Dans ces conditions, une appréciation fiable et actuelle des répercussions des atteintes à la santé sur la capacité de travail de l’assuré n'est pas possible. S'agissant donc ici de la nécessité d'élucider des questions non réglées par l'administration (ATF 137 V 210 cons. 4.4.1.4), il se justifie d'ordonner le renvoi de la cause à l'OAI, à qui il appartient au premier chef d'instruire, conformément au principe inquisitoire qui régit la procédure dans le domaine des assurances sociales selon l'article 43 al. 1 LPGA. Cette solution apparaît comme opportune. Il lui incombera de mettre en œuvre de la manière qui lui semblera la plus adéquate et dans le respect de la jurisprudence y relative (ATF 141 V 281), une ou des mesures d’instruction à même de déterminer à satisfaction de droit les limitations fonctionnelles et la capacité médico-théorique du recourant en lien avec ses atteintes non seulement somatiques mais également psychiques.
Le recours est donc admis sur ce point.
6. Le recourant fait encore valoir que la décision de l’OAI est erronée dans la mesure où les périodes pendant lesquelles il a touché des indemnités journalières de l’OAI, soit du 28 octobre 2013 au 30 novembre 2014 et du 1er avril 2015 au 28 février 2018, n’ont pas été prises en compte dans le calcul de l’échelle de la rente. Il fait valoir à ce titre l’application de l’article 25 LAI. En outre, il invoque également l’application de l’article 20ter RAI.
a) Selon l'article 36 al. 2 première phrase LAI, les dispositions de la LAVS sont applicables par analogie au calcul des rentes ordinaires. Le montant des rentes d'invalidité correspond au montant des rentes de vieillesse de l'assurance-vieillesse et survivants (art. 37 al. 1 LAI). Les articles 50 à 53bis RAVS sont applicables par analogie aux rentes ordinaires de l’assurance-invalidité (art. 32 al. 1 RAI).

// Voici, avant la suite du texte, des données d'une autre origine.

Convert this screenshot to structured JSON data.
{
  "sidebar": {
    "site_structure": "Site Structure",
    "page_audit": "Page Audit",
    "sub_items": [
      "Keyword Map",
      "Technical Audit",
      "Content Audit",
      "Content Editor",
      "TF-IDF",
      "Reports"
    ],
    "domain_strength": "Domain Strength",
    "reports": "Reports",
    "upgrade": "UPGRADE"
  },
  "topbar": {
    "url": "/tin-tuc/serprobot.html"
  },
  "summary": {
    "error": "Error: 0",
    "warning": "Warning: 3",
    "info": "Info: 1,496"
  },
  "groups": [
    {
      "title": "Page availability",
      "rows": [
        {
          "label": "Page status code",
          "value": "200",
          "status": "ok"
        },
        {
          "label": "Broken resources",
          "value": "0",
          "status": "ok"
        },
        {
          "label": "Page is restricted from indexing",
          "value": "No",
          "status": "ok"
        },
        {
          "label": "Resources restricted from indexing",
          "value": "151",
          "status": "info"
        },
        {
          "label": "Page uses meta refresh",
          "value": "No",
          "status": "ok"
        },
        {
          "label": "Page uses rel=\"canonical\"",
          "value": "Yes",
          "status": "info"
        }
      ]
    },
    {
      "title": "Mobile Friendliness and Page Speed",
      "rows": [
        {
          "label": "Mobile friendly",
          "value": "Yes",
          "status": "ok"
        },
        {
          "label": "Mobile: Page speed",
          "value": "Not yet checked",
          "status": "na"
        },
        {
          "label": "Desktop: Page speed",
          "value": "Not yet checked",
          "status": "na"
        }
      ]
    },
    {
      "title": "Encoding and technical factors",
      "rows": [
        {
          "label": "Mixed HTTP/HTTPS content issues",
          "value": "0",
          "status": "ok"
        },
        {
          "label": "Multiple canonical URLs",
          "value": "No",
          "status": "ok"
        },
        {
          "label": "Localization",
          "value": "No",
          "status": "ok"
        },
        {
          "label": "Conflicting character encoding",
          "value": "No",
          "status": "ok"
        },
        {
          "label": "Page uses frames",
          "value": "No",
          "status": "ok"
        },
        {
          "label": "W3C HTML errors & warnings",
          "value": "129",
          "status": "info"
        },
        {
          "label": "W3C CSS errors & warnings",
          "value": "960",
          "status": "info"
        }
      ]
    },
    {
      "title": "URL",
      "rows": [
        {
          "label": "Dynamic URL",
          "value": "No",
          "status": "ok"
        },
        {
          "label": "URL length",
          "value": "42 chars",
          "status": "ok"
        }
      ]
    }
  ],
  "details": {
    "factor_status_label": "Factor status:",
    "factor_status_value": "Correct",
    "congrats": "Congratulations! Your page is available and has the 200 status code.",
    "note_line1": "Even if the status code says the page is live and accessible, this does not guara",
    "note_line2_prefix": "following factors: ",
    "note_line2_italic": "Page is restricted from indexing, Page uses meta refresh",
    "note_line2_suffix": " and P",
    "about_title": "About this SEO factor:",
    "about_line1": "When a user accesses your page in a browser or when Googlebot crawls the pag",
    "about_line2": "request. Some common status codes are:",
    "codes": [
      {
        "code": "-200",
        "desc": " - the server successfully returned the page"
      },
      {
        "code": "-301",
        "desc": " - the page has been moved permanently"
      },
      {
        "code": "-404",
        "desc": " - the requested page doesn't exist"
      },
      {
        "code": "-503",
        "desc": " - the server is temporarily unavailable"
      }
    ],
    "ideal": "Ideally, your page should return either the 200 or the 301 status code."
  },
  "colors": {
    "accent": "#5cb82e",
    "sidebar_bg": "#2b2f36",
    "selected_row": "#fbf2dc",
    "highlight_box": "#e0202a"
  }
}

Le calcul de la rente est déterminé par les années de cotisations, les revenus provenant d'une activité lucrative ainsi que les bonifications pour tâches éducatives ou pour tâches d'assistance entre le 1er janvier qui suit la date où l'ayant droit a eu 20 ans révolus et le 31 décembre qui précède la réalisation du risque assuré (âge de la retraite ou décès) (art. 29bis al. 1 LAVS). La durée de cotisations est réputée complète lorsqu'une personne présente le même nombre d'années de cotisations que les assurés de sa classe d'âge (art. 29ter al. 1 LAVS).
b) Il découle de la décision du 19 avril 2021 que l’OAI retient une incapacité de travail dès le 16 février 2011, sur la base des premiers certificats médicaux établis par les médecins du CNP. Compte tenu du délai de carence d’une année (art. 28 al. 1 let. c LAI), l’invalidité, constituant le risque assuré au sens de l’article 29bis al. 1 LAVS, est survenue le 16 février 2012 (cf. à cet égard ATF 147 V 133 cons. 5.4.1).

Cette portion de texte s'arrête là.